For those unfamiliar with the term, ‘Going Dutch’ means paying for yourself and yourself only. No getting a round in, no ‘I’ll get this if you get that’, no ‘you can pay me back another time’.
And having spent four years living on the Dutch/Belgian border, I can attest that, for the most part, they hold true to form. They don’t quite have the short arms and deep pockets of the Cavan man, but they’re in the ball park.
Even still, when news broke a fortnight ago that the Dutch Olympic Committee weren’t sending Joost Luiten, Darius van Driel and Dewi Weber to the Olympics – despite qualifying – because they didn’t think they stood a realistic chance of winning a medal, I was shocked.
This was frugality on a whole different scale. In the grand scheme of things, even for a small country like the Netherlands, an additional three athletes weren’t going to majorly alter the financial outlay. They’re already sending 258 athletes who they are more than happy to shell out for, why not 261?
But then I delved a little deeper and discovered that they’re only sending four male basketball players, and since any basketball match I’ve ever watched has been five-a-side, maybe they’re making minor cuts across the board.
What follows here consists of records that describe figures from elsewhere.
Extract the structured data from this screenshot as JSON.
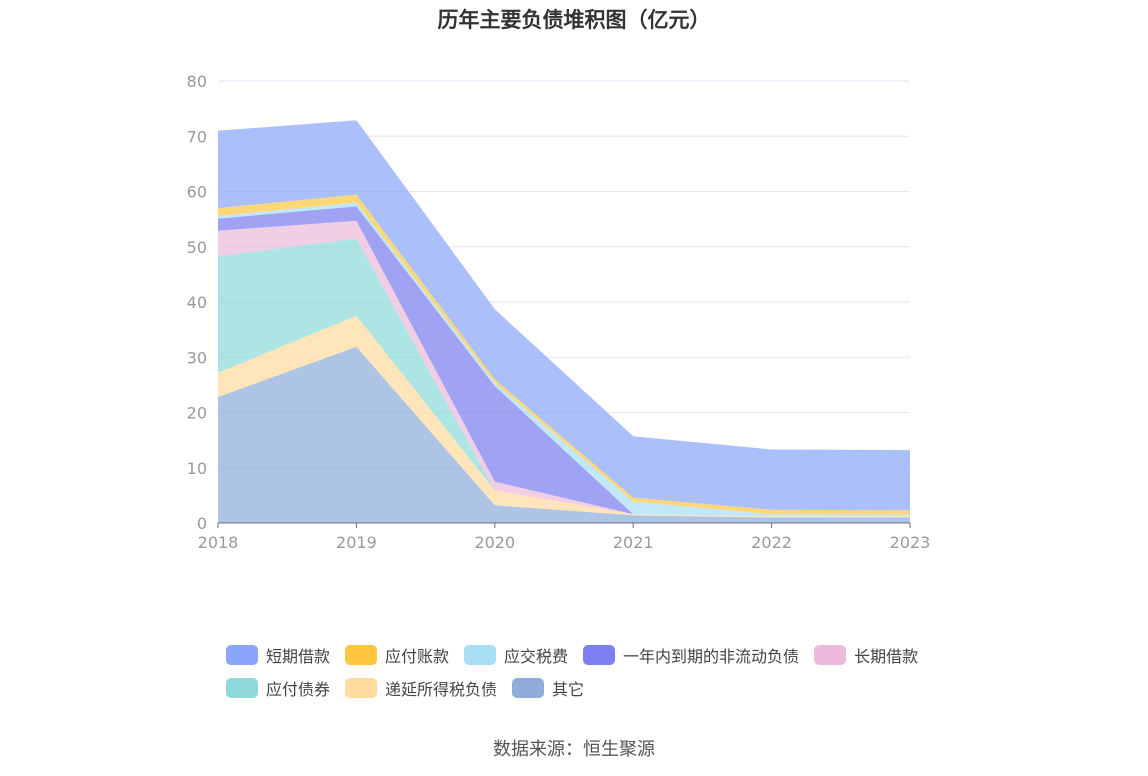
{
  "page_title": "历年主要负债堆积图（亿元）",
  "source_text": "数据来源：恒生聚源",
  "chart_data": {
    "type": "area",
    "stacked": true,
    "title": "历年主要负债堆积图（亿元）",
    "x": [
      "2018",
      "2019",
      "2020",
      "2021",
      "2022",
      "2023"
    ],
    "ylim": [
      0,
      80
    ],
    "yticks": [
      "0",
      "10",
      "20",
      "30",
      "40",
      "50",
      "60",
      "70",
      "80"
    ],
    "grid": true,
    "legend_position": "bottom",
    "series": [
      {
        "name": "其它",
        "color": "#8FADD9",
        "values": [
          22.8,
          31.9,
          3.2,
          1.4,
          1.0,
          1.0
        ]
      },
      {
        "name": "递延所得税负债",
        "color": "#FFDB9E",
        "values": [
          4.4,
          5.6,
          2.7,
          0.2,
          0.2,
          0.2
        ]
      },
      {
        "name": "应付债券",
        "color": "#8ED9D9",
        "values": [
          21.1,
          14.0,
          0.0,
          0.0,
          0.0,
          0.0
        ]
      },
      {
        "name": "长期借款",
        "color": "#ECBADD",
        "values": [
          4.6,
          3.2,
          1.6,
          0.0,
          0.0,
          0.0
        ]
      },
      {
        "name": "一年内到期的非流动负债",
        "color": "#7B7FF0",
        "values": [
          2.2,
          2.6,
          17.3,
          0.0,
          0.0,
          0.0
        ]
      },
      {
        "name": "应交税费",
        "color": "#A9DEF7",
        "values": [
          0.5,
          0.7,
          0.6,
          2.3,
          0.4,
          0.3
        ]
      },
      {
        "name": "应付账款",
        "color": "#FFC740",
        "values": [
          1.4,
          1.4,
          0.6,
          0.7,
          0.8,
          0.8
        ]
      },
      {
        "name": "短期借款",
        "color": "#8AA6FA",
        "values": [
          14.0,
          13.5,
          12.7,
          11.1,
          10.9,
          10.9
        ]
      }
    ]
  },
  "legend": {
    "rows": [
      [
        {
          "label": "短期借款",
          "color": "#8AA6FA"
        },
        {
          "label": "应付账款",
          "color": "#FFC740"
        },
        {
          "label": "应交税费",
          "color": "#A9DEF7"
        },
        {
          "label": "一年内到期的非流动负债",
          "color": "#7B7FF0"
        },
        {
          "label": "长期借款",
          "color": "#ECBADD"
        }
      ],
      [
        {
          "label": "应付债券",
          "color": "#8ED9D9"
        },
        {
          "label": "递延所得税负债",
          "color": "#FFDB9E"
        },
        {
          "label": "其它",
          "color": "#8FADD9"
        }
      ]
    ]
  }
}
Maybe they’re sending the equestrian team, but not the horses? Sending the rowing team but not the boats? Medals might be hard come by if that’s the case.
Still, there’s precedent for outsiders getting in the medal positions in golf, most notably when then 204-ranked Rory Sabbatini, born in South Africa but Slovakian through marriage, became the toast of Bratislava when he won silver at the Tokyo Games.
Luiten wasn’t going down without a fight though, and took his case before a judge who ruled in his favour and ordered that the Dutch Olympic Committee and Dutch Sports Federation (NOC*NSF) had to include him, which they then did.
A delighted Luiten took to social media and posted an image of the Olympic rings accompanied by the good news that he was Paris bound.
A happy ending, right? Wrong. This is a tale with more twists than a Chubby Checker tribute night.
Naturally, after receiving the Dutch entries with just Anne Van Dam listed, the International Olympic Committee moved down the list of players eligible and Luiten’s place went to Finland’s Tapio Pulkkanen, who couldn’t exactly be turfed out again. The 60-man field, it appears, is full, and an International Golf Federation appeal on Luiten ‘s behalf to have the field increased to 61 given the special circumstances, fell on deaf ears.
So Luiten went back to social media again and again posted an image of the Olympic rings, this time with a large, black ‘X’ blighting the image, his Olympic dream, it seems, in ruin.
Perhaps he should’ve first offered to pay his own way to Paris. After all, as I discovered during those four years of border living, golf is very much an elitist pursuit. Whenever I’d mention to the natives that I played golf, I’d always be met with a curious, head-to-toe scanning look as they tried to come to terms that this dishevelled figure before them in the Penneys clothing and cheap shoes was actually wealthy.
Since most of the elite athletes you’ll witness in competition across of the near-month-long Games are effectively on the breadline, maybe they’d have a point about the golfers, but they’d be part of a team and you can’t play favourites in a team environment. One rule for one, one rule for all.
But either way, it’s a bad look for the NOC*NSF. To be seen as stingy carries a stink all its own. Just ask Matt Kuchar.